Esta medida puede estabilizar las conexiones RDP, pero debe considerarse una solución provisional debido a que elimina las correcciones de seguridad instaladas con el parche.
Por ello, antes de aplicar esta alternativa en un servidor de producción, los administradores deben valorar el riesgo de mantener el sistema sin las actualizaciones de seguridad.

Otras alternativas para evitar el bloqueo
También se ha informado de una solución menos disruptiva que consiste en desactivar mediante el Registro de Windows una característica relacionada con la administración de funciones, conocida como “FeatureManagement”.
Esta modificación busca deshabilitar la ruta de código relacionada con la redirección de audio que se considera responsable del comportamiento defectuoso, sin eliminar completamente la actualización de seguridad.
Sin embargo, no se trata de una solución oficial de Microsoft, por lo que su aplicación debe realizarse con precaución y después de evaluar el entorno afectado.
Otros administradores han señalado mejoras parciales al configurar RDP para utilizar exclusivamente TCP y deshabilitar determinadas funciones asociadas con WDDM o con el protocolo Universal Rate Control Protocol (URCP) basado en UDP.

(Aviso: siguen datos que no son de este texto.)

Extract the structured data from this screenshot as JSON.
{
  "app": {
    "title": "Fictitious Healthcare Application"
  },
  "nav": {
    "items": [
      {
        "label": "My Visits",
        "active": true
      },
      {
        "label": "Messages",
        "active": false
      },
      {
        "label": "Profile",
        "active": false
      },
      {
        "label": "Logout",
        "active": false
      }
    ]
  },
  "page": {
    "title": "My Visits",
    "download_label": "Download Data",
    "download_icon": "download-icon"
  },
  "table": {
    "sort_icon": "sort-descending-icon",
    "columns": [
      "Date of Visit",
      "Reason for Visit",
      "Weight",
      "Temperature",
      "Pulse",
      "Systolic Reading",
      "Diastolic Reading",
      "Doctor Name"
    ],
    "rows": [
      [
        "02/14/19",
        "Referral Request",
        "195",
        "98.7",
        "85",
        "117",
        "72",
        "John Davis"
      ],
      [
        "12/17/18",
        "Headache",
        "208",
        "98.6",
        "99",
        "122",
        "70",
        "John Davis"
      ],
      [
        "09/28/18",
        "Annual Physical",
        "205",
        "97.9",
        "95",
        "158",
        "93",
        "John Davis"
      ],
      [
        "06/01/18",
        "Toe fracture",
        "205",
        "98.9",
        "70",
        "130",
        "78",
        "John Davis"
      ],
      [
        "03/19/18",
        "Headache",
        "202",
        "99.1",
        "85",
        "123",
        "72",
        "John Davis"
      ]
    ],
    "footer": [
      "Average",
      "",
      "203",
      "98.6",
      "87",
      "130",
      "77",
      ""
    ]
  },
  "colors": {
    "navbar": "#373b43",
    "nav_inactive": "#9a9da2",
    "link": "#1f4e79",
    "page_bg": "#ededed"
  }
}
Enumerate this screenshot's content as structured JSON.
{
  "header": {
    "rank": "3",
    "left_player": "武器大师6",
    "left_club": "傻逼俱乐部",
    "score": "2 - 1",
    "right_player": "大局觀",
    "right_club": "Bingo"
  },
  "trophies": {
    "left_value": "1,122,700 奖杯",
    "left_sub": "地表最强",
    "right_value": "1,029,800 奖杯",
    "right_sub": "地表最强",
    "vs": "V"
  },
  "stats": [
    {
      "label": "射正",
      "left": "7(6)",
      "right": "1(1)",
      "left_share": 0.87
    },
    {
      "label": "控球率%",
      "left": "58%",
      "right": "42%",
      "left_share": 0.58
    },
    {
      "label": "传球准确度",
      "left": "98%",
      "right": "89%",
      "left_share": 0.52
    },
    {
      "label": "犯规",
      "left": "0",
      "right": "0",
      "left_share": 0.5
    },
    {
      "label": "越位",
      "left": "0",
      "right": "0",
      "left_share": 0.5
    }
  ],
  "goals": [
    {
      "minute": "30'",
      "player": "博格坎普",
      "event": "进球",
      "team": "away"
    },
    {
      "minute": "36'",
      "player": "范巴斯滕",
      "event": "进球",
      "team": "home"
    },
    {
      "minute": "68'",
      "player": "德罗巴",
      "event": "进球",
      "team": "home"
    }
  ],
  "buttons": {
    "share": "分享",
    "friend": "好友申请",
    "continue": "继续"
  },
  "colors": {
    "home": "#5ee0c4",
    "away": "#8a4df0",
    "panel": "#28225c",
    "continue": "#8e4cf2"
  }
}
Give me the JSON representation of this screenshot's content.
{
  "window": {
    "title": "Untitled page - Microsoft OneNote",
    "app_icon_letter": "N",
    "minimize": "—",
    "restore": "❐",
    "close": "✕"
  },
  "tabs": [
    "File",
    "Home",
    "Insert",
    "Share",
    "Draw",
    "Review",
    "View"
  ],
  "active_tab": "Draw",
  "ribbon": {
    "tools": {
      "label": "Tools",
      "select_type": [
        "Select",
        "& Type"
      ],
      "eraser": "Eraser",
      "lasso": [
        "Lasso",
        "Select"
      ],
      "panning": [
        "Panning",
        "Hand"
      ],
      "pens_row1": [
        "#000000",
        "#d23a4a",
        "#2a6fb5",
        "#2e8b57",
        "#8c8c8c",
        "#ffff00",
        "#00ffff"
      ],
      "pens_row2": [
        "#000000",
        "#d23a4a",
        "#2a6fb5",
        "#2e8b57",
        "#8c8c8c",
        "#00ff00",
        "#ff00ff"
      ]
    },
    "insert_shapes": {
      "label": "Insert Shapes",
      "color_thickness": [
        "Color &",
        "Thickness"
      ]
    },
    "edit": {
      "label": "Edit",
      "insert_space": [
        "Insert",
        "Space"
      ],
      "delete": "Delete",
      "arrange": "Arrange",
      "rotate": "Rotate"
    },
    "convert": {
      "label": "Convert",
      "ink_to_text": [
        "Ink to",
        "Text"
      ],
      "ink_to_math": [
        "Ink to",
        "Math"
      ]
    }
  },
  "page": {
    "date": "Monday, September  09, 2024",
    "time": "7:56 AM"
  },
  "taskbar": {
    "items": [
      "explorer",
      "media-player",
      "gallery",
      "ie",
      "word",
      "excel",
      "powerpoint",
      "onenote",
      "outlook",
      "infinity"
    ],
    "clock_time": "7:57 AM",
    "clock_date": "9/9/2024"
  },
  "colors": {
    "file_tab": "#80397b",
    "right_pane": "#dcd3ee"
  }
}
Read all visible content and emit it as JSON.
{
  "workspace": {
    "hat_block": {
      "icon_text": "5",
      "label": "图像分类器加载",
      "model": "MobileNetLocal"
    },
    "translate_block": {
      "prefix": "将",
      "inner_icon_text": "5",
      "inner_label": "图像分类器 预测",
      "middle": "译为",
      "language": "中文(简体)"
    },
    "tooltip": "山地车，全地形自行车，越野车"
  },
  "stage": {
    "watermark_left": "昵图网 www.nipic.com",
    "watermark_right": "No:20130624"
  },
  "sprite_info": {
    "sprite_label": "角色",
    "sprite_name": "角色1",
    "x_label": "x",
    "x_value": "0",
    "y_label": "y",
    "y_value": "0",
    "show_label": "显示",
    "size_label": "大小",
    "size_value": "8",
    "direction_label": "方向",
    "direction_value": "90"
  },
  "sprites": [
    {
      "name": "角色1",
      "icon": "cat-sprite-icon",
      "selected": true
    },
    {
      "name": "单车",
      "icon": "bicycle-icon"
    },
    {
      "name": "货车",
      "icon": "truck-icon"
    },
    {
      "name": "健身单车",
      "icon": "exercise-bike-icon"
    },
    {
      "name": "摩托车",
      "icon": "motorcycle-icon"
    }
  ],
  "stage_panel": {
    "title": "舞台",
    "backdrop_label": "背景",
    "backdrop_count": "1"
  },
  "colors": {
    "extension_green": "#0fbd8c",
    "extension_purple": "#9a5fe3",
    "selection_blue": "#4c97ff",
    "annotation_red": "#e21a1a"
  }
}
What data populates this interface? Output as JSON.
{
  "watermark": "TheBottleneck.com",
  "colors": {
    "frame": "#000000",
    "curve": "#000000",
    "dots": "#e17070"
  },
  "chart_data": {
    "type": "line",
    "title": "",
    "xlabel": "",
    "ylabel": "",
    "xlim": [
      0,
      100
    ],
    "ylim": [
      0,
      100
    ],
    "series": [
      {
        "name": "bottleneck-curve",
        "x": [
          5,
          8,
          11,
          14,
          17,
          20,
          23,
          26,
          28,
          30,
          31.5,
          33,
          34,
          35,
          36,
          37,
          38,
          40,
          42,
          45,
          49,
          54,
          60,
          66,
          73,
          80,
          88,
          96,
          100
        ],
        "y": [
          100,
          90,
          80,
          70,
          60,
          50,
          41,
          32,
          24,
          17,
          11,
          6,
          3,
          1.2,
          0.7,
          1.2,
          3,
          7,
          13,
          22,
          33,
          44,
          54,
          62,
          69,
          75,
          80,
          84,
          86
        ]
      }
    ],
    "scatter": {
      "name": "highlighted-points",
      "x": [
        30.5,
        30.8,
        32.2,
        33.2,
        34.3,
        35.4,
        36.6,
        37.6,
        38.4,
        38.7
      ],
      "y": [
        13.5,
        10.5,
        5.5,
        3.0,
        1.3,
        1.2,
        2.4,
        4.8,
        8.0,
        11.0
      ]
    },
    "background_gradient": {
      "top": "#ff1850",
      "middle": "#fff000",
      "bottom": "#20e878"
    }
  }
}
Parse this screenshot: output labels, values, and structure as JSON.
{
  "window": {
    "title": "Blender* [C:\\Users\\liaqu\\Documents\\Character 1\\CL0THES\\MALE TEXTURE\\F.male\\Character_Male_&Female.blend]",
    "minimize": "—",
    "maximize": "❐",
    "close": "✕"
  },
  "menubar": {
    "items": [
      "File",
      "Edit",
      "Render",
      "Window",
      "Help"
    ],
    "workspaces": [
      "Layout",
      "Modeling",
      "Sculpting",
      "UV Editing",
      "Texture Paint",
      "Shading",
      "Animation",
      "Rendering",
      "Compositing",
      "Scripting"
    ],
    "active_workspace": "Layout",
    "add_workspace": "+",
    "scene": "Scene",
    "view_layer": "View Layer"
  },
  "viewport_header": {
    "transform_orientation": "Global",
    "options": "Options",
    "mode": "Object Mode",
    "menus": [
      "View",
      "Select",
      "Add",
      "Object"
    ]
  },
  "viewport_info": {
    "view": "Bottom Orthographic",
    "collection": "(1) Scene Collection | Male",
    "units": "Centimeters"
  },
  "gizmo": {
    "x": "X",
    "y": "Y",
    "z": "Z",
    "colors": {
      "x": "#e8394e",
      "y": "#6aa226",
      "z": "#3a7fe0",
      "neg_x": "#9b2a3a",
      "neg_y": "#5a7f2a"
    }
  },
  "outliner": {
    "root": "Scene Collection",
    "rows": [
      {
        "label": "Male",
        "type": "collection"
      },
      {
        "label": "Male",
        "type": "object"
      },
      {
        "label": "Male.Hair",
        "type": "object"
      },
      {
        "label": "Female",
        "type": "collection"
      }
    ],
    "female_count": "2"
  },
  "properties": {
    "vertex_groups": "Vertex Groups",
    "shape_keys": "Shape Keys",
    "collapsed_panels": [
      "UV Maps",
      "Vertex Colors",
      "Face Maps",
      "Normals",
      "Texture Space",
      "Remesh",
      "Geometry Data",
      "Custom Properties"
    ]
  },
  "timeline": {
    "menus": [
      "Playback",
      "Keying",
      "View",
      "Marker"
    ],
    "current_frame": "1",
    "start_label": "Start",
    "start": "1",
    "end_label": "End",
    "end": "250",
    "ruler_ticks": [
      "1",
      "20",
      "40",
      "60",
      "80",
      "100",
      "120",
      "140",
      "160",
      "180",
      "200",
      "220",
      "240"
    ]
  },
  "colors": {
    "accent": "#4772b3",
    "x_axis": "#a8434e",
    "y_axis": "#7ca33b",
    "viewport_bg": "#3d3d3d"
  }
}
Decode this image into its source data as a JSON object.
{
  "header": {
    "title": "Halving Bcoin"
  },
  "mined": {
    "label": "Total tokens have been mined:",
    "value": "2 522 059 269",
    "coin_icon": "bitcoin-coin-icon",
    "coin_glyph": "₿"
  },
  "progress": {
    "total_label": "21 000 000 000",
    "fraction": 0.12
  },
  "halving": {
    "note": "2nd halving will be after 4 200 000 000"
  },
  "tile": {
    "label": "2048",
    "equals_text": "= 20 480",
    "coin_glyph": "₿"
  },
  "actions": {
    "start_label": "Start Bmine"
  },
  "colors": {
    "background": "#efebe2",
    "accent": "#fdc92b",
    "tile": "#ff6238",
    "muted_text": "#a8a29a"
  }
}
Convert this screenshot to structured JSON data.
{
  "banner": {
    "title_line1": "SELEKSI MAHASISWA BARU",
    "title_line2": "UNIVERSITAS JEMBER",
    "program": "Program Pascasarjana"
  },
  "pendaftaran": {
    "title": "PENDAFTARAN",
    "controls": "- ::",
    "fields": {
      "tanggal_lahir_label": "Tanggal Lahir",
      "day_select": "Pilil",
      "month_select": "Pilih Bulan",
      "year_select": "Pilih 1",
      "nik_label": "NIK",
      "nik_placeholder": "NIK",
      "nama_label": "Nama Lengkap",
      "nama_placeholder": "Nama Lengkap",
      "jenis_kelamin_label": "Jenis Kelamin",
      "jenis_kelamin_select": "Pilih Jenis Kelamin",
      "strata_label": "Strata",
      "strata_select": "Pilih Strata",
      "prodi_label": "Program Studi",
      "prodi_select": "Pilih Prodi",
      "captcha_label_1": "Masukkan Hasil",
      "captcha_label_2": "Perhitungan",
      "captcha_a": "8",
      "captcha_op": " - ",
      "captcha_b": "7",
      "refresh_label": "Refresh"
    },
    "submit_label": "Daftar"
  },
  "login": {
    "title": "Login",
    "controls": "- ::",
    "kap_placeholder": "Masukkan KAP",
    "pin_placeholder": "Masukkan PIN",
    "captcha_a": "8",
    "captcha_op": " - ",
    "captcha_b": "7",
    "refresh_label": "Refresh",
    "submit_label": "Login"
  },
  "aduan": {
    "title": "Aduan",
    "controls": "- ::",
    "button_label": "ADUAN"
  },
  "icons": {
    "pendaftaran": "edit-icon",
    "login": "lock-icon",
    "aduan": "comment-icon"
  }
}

Microsoft todavía no ha confirmado una solución definitiva
Hasta el momento, no existe una solución oficial de Microsoft para este problema concreto. La compañía podría publicar posteriormente una actualización que corrija el fallo o proporcionar instrucciones específicas para los administradores afectados.
Mientras tanto, quienes administren servidores Windows 2019, 2022 o 2025 y dependan de conexiones RDP deberían comprobar si alguno de los parches afectados está instalado y vigilar los eventos relacionados con el escritorio remoto.
La situación también muestra el dilema que enfrentan los administradores cuando una actualización de seguridad provoca problemas operativos: retirar el parche puede recuperar una función importante, pero también elimina protecciones frente a vulnerabilidades conocidas. Por ello, cualquier medida provisional debería acompañarse de seguimiento y de la instalación de una corrección oficial cuando Microsoft la publique.